The so-called Five Eyes countries – the United States, Australia, Canada, New Zealand, and the United Kingdom – as well as South Korea, Singapore, and Thailand – were all members of this exclusive surveillance group.

The SSPAC is a technical intelligence sharing platform where countries pooled their signals gathered through eavesdropping while also building trust and learning new surveillance techniques.

According to the book, the RAW finally broke through and won NSA accolades. “The RAW officers were now ‘read into’ some highly classified reports and exposed to data generated by cutting-edge technology and coding that bore into Islamist hotspots,” according to the report.

To find suspects and describe their relationships – which extended to even larger friendship circles – massive amounts of sensitive metadata from a massive volume of calls and messages in Five Eyes member states and (secretly) beyond were pooled.

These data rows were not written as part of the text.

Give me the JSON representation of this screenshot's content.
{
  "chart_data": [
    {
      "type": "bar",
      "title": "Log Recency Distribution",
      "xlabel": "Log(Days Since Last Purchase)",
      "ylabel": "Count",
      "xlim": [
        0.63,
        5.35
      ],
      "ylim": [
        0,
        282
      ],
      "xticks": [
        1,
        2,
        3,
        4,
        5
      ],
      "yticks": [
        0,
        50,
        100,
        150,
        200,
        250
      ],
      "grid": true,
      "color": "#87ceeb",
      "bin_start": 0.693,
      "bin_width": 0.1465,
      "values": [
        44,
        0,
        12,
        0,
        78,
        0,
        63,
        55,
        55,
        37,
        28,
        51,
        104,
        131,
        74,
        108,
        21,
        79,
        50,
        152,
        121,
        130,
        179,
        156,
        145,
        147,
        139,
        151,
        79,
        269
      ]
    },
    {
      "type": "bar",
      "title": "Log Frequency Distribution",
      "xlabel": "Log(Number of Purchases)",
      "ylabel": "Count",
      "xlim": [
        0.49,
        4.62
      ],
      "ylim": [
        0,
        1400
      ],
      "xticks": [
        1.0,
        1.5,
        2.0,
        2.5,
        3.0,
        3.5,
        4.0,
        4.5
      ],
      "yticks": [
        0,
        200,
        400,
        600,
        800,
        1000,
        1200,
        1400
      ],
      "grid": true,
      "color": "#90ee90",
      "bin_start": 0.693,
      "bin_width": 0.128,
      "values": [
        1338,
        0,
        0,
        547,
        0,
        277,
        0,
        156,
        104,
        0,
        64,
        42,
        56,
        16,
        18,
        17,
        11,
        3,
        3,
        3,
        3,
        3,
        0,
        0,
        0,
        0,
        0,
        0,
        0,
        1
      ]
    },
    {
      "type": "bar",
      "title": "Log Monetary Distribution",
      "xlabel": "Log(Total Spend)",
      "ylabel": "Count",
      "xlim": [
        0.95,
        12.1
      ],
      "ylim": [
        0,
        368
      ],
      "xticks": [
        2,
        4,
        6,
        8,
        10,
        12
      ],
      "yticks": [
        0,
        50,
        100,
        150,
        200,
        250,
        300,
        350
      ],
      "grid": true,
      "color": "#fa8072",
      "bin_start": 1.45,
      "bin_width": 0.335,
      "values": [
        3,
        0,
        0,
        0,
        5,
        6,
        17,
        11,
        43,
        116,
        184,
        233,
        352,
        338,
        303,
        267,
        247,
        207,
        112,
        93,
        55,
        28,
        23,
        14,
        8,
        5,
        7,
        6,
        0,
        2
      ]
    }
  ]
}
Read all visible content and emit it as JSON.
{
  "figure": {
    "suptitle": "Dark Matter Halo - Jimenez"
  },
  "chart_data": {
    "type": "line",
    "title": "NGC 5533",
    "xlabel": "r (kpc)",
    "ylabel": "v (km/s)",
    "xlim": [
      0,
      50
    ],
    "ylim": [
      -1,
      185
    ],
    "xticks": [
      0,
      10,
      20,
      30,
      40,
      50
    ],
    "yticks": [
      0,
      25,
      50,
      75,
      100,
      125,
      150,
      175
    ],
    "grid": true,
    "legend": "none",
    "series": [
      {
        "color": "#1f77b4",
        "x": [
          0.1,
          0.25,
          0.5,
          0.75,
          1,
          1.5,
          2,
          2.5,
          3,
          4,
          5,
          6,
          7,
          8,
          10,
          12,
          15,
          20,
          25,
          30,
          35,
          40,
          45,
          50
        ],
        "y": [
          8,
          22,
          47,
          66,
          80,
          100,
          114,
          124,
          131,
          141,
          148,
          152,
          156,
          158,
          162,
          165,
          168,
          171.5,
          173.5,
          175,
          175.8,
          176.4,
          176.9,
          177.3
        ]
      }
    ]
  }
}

“This meant the sender and recipient details for emails, or the phone numbers someone called from, and to, as well as time stamps for when these messages, emails, and calls were sent and made. All of it would be funnelled into a new reference repository, known as SMAC, or the Sensitive Metadata Analytic Collaboration programme,” the authors write.

A significant part of the surveillance was “contact chaining,” a method used by British technical intelligence at GCHQ in Cheltenham, to describe entire networks linked to a single exposed phone. “Analysts examined calls, messages, and emails from one suspect and derived from them lists of others and their associates, building a matrix of association in top-secret projects, code-named CLASP and Prime Time,” the book adds.

Agencies developed work on tracking Thuraya satellite phones and countering burner phones as a result. The book claims that Burhan Wani (Hizbul Mujahideen commander), the face of Kashmir’s new wave of militancy, was constantly tracked through his Thuraya satellite phone before being killed by security forces on July 8, 2016.

According to the writers, apart from 18 detailed briefs with likely targets, numbers of attackers, and other information shared by the CIA, information for 26/11 had also come through SSAPC, according to a RAW defector identified by her nom de guerre Monisha.

However, the foundation for SSAPC was laid in January 2004, when India and the US signed the “Next Steps in Strategic Partnership” under former Secretary of State Condolezza Rice, which allowed Delhi to receive assistance with its civilian space programmes, high-tech trade, missile defence efforts, and civilian nuclear activities.

According to Levy and Scott-Clark, the by-product was closer cooperation between the US and Indian militaries, including intelligence services, much further down the line, resulting in an alliance that would immediately worry Beijing.

“Geopolitical fault lines had made Pakistan a necessity in 2001, but as Islamabad’s economy collapsed and its institutions crumbled, overcome by the terror war, so India began to shine by virtue of not succumbing, emerging as a bulwark to emerging superpower China,” the book says.